Simpler Diffusion (SiD2): 1.5 FID on ImageNet512 with pixel-space diffusion

Published 25 Oct 2024 in cs.CV, cs.LG, and stat.ML | (2410.19324v2)

Abstract: Latent diffusion models have become the popular choice for scaling up diffusion models for high resolution image synthesis. Compared to pixel-space models that are trained end-to-end, latent models are perceived to be more efficient and to produce higher image quality at high resolution. Here we challenge these notions, and show that pixel-space models can be very competitive to latent models both in quality and efficiency, achieving 1.5 FID on ImageNet512 and new SOTA results on ImageNet128, ImageNet256 and Kinetics600. We present a simple recipe for scaling end-to-end pixel-space diffusion models to high resolutions. 1: Use the sigmoid loss-weighting (Kingma & Gao, 2023) with our prescribed hyper-parameters. 2: Use our simplified memory-efficient architecture with fewer skip-connections. 3: Scale the model to favor processing the image at a high resolution with fewer parameters, rather than using more parameters at a lower resolution. Combining these with guidance intervals, we obtain a family of pixel-space diffusion models we call Simpler Diffusion (SiD2).

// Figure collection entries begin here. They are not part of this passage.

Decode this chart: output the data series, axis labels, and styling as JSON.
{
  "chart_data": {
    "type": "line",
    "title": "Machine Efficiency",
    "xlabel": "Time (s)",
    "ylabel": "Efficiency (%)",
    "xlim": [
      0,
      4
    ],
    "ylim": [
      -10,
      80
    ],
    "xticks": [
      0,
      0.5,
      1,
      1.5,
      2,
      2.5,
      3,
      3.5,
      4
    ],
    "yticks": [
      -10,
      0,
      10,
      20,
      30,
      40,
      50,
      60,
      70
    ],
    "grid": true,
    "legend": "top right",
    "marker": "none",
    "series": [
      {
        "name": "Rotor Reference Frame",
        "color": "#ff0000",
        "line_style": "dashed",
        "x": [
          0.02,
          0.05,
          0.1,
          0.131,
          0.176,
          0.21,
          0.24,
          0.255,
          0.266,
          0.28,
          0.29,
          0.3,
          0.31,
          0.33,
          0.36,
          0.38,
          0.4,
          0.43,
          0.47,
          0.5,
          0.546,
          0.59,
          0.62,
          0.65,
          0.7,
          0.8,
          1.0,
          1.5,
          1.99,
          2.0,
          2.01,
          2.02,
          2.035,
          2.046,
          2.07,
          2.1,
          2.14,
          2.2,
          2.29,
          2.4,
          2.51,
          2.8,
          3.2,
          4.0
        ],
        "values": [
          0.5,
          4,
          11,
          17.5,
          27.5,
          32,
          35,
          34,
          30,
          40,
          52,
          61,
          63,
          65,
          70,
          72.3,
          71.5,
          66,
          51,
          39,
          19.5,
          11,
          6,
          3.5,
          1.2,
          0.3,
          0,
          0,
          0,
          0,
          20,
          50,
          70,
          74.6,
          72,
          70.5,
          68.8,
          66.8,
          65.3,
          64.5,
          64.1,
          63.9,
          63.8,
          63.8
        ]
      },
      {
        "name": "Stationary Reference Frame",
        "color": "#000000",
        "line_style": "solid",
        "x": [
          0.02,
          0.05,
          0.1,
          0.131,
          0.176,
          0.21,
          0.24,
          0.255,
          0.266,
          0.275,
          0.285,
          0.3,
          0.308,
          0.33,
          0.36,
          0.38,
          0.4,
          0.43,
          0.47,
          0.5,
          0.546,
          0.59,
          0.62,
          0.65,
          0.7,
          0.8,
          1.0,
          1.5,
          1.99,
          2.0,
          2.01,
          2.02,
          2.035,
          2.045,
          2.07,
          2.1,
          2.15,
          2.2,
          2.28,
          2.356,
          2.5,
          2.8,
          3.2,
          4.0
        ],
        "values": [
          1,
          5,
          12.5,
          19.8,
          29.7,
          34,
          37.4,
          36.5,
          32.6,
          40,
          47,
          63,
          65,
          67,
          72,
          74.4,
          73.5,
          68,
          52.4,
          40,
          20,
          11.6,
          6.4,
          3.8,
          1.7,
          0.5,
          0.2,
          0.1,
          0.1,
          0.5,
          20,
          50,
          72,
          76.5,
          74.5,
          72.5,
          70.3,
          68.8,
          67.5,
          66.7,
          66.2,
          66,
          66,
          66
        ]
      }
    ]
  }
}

Abstract PDF HTML Upgrade to Chat

References (42)

Summary

The paper introduces a refined sigmoid loss with tuned hyperparameters that significantly boost pixel-space synthesis performance.
It employs flop heavy model scaling by reducing input patch size, facilitating efficient fine-tuning and robust training at varying resolutions.
The study simplifies the architecture with Residual U-ViTs, reducing memory use while achieving state-of-the-art FID scores on ImageNet benchmarks.

Overview of "Simpler Diffusion (SiD2): 1.5 FID on ImageNet512 with Pixel-Space Diffusion"

This paper challenges common perceptions regarding the efficiency and quality of latent diffusion models in high-resolution image synthesis by proposing an enhanced method for training end-to-end pixel-space diffusion models. The authors introduce a novel approach, resulting in a significant improvement over existing pixel-space models, achieving notable results such as a 1.5 FID on ImageNet512 and setting new state-of-the-art results on ImageNet128 and ImageNet256.

Key Contributions

The authors present three primary innovations:

Sigmoid Loss Function with Tuned Hyperparameters: By revisiting and refining the sigmoid loss from previous work, the authors demonstrate that pixel-space models can achieve improved performance compared to EDM-monotonic weightings, especially when balancing the shift of the sigmoid function with the resolution of the images being processed.
Flop Heavy Model Scaling: This involves reducing the patching size of the input rather than expanding the model's parameters or processing at lower resolutions. This approach ensures that the model is more computation-heavy rather than parameter-heavy, improving regularization, and allows for efficient fine-tuning from smaller resolutions without additional parameters.
Simplified Residual U-ViTs Architecture: By removing blockwise skip-connections and replacing them with single residual connections for each downsampling operation, the model simplifies its architecture and reduces memory consumption without sacrificing performance. This is particularly beneficial in larger models where skip-connections are less crucial.

Results and Comparisons

In terms of performance, SiD2 has surpassed other models in specific image resolutions. For ImageNet128 and ImageNet256, it achieves state-of-the-art FID scores, while on ImageNet512, it remains competitive with the best latent diffusion models like EDM2. The SiD2 model significantly reduces training computational requirements compared to its predecessors, while maintaining a high quality in image generation.

Implications and Future Directions

The implications of this work are twofold. Practically, it demonstrates that end-to-end pixel-space diffusion models can rival latent models in terms of quality and efficiency. This could alleviate the need for separate autoencoder training in many applications, facilitating a more streamlined approach to diffusion model training.

Theoretically, the work highlights that significant gains can be achieved by re-examining and simplifying existing model architectures and loss functions. One potential future direction could involve further exploration of the interactions between model architecture choices and loss functions to discover new paths for reducing computational overhead while maintaining or improving model accuracy and efficiency in high-resolution settings.

Overall, this research points towards a promising avenue in the pursuit of more efficient and high-quality diffusion models without relying heavily on latent variable architectures.